We have that false positives lately too and we found out with helkp of the following search that our peers ran into authTokenConnectionTimeout which defaults to 5 seconds
index=_internal (GetRemoteAuthToken OR DistributedPeer OR DistributedPeerManager) source!="/opt/splunk/var/log/splunk/remote_searches.log"
| rex field=_raw "Peer:(?<peer>\S+)"
| rex field=_raw "peer: (?<peer>\S+)"
| rex field=_raw "uri=(?<peer>\S+)"
| eval peer = replace(peer, "https://", "")
| rex field=_raw "\d+-\d+-\d+\s+\d+:\d+:\d+.\d+\s+\S+\s+(?<loglevel>\S+)\s+(?<process>\S+)"
| rex field=_raw "\] - (?<logMsg>.+)"
| reverse
| eval time=strftime(_time, "%d.%m.%Y %H:%M:%S.%Q")
| bin span=1d _time
| stats list(*) as * by peer _time
| table peer time loglevel process logMsg
Have you made this change and what would you suggest to set the statusTimeout in seconds. Are there any negative effects due to increasing the statusTimeout.

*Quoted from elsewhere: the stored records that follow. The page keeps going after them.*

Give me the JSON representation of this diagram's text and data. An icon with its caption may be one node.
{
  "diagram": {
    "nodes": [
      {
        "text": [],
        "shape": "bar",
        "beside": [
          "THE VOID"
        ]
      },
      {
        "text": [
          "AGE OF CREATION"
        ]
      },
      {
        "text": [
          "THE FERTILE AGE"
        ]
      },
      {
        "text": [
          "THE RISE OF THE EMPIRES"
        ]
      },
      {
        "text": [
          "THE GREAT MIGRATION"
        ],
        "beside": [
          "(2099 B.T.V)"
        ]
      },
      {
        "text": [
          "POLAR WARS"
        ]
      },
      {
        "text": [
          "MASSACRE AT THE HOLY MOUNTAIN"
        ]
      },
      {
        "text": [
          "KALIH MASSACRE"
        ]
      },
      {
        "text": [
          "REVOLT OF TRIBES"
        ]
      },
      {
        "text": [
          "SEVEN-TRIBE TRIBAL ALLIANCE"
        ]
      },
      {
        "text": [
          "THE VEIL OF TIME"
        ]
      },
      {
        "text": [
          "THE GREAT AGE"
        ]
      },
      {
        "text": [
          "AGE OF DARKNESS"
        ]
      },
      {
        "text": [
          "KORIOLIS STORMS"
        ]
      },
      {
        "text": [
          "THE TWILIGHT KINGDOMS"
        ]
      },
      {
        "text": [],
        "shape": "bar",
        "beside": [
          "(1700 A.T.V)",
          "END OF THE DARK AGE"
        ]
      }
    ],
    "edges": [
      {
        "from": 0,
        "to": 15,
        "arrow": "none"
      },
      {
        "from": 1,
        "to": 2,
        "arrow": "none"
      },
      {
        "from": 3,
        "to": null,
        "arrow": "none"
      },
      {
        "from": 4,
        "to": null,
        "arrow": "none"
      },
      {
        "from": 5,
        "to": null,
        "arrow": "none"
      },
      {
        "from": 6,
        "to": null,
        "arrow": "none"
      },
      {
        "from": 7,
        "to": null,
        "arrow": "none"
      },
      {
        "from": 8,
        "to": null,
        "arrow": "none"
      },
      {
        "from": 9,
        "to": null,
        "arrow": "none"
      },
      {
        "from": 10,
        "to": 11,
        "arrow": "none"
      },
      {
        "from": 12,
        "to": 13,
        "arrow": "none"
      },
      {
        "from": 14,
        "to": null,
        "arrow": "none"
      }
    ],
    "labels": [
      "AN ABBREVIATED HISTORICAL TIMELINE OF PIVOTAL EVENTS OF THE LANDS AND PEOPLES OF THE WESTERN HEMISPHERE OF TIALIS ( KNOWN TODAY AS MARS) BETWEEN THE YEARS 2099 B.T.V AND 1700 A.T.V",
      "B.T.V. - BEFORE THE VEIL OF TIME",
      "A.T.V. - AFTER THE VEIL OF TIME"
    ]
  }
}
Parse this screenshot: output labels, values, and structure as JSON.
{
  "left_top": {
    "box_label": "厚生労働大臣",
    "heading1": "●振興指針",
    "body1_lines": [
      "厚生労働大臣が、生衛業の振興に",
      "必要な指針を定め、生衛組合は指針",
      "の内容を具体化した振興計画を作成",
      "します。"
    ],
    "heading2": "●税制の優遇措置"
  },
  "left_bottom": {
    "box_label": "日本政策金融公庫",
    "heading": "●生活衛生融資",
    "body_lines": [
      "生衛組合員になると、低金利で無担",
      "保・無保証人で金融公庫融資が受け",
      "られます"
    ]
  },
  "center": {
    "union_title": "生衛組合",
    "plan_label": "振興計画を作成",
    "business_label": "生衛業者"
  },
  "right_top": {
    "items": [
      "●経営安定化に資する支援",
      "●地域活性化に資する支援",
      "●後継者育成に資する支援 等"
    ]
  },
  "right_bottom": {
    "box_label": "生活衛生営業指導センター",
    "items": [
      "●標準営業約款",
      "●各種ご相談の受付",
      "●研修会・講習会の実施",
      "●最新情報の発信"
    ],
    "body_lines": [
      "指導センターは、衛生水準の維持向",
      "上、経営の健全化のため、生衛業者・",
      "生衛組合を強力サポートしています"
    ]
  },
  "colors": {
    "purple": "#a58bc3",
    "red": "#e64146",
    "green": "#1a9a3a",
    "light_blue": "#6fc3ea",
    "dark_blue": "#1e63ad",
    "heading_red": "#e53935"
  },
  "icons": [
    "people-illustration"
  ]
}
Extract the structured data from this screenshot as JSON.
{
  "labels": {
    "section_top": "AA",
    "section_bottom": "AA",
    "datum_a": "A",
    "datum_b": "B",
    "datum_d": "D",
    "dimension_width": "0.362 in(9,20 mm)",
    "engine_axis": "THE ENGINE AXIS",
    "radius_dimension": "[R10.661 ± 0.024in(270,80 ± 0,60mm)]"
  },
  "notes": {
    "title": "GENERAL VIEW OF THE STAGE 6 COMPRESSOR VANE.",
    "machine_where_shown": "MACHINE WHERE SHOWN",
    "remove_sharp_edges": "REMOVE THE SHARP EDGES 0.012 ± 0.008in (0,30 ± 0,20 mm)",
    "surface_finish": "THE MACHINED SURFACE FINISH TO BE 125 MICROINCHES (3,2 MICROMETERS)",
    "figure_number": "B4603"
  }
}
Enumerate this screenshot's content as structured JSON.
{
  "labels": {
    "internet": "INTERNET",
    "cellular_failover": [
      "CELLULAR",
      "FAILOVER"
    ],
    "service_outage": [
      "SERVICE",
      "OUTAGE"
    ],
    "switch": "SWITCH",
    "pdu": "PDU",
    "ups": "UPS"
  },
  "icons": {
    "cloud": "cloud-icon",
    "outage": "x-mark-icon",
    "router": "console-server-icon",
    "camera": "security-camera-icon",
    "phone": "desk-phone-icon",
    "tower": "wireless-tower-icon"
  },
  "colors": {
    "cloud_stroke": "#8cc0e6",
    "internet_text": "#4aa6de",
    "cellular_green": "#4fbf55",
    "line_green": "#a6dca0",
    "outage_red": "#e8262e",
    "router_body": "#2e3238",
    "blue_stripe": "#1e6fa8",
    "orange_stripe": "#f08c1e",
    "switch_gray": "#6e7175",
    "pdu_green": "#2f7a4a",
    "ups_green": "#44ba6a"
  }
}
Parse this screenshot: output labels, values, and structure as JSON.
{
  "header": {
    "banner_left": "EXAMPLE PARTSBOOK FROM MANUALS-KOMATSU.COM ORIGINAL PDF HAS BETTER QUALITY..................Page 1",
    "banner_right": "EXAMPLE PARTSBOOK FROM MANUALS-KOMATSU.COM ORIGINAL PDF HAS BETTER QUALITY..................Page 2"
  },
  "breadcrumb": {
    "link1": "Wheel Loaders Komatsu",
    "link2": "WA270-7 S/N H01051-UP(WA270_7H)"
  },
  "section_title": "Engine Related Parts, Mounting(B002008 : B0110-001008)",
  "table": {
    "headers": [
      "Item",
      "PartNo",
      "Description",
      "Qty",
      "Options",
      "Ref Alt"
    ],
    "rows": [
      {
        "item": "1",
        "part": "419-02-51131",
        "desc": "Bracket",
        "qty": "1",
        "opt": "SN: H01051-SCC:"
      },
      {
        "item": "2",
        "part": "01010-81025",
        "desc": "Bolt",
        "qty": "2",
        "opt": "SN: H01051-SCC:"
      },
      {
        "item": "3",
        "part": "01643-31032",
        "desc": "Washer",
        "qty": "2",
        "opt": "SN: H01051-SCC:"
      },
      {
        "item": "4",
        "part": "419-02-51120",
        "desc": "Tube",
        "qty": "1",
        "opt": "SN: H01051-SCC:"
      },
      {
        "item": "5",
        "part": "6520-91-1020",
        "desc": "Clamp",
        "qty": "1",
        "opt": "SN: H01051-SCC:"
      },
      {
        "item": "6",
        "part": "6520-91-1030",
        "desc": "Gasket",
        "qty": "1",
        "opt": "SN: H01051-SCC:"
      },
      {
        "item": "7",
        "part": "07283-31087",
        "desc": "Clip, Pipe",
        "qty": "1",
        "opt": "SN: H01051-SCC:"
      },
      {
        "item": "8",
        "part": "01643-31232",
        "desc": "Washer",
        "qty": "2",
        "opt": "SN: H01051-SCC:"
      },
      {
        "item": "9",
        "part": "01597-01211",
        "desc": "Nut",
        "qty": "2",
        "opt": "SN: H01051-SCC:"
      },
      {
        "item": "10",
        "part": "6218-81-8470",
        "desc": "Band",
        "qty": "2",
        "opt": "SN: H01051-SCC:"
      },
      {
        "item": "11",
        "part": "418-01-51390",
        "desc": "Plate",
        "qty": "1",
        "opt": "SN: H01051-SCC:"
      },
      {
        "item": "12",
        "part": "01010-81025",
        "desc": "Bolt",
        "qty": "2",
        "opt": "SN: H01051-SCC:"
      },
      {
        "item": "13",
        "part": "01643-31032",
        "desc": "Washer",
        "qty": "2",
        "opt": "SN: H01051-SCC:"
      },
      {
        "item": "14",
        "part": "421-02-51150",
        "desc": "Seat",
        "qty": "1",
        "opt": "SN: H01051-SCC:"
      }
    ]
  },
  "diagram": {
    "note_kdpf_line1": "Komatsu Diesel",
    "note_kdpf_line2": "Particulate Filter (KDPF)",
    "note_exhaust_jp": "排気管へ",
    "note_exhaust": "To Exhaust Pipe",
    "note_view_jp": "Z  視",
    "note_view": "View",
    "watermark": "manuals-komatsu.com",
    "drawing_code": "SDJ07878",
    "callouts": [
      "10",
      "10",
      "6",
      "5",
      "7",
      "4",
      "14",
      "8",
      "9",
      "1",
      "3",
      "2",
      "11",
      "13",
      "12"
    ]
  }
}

Can you try increasing the statusTimeout in distsearch.conf on the DMC will give the searchPeers more slack as the DMC tries to get each Peers info, which in turn will result in less peers showing up as "Down" in /services/search/distributed/peers/.
statusTimeout = <int, in seconds>
* Set connection timeout when gathering a search peer's basic info (/services/server/info).
* Note: Read/write timeouts are automatically set to twice this value.
* Defaults to 10.
You can do this from Setting >>Distributed search >>Distributed search>>Timeout settings and changing the Status timeout (in seconds) from default value 10 to something larger considering your environment.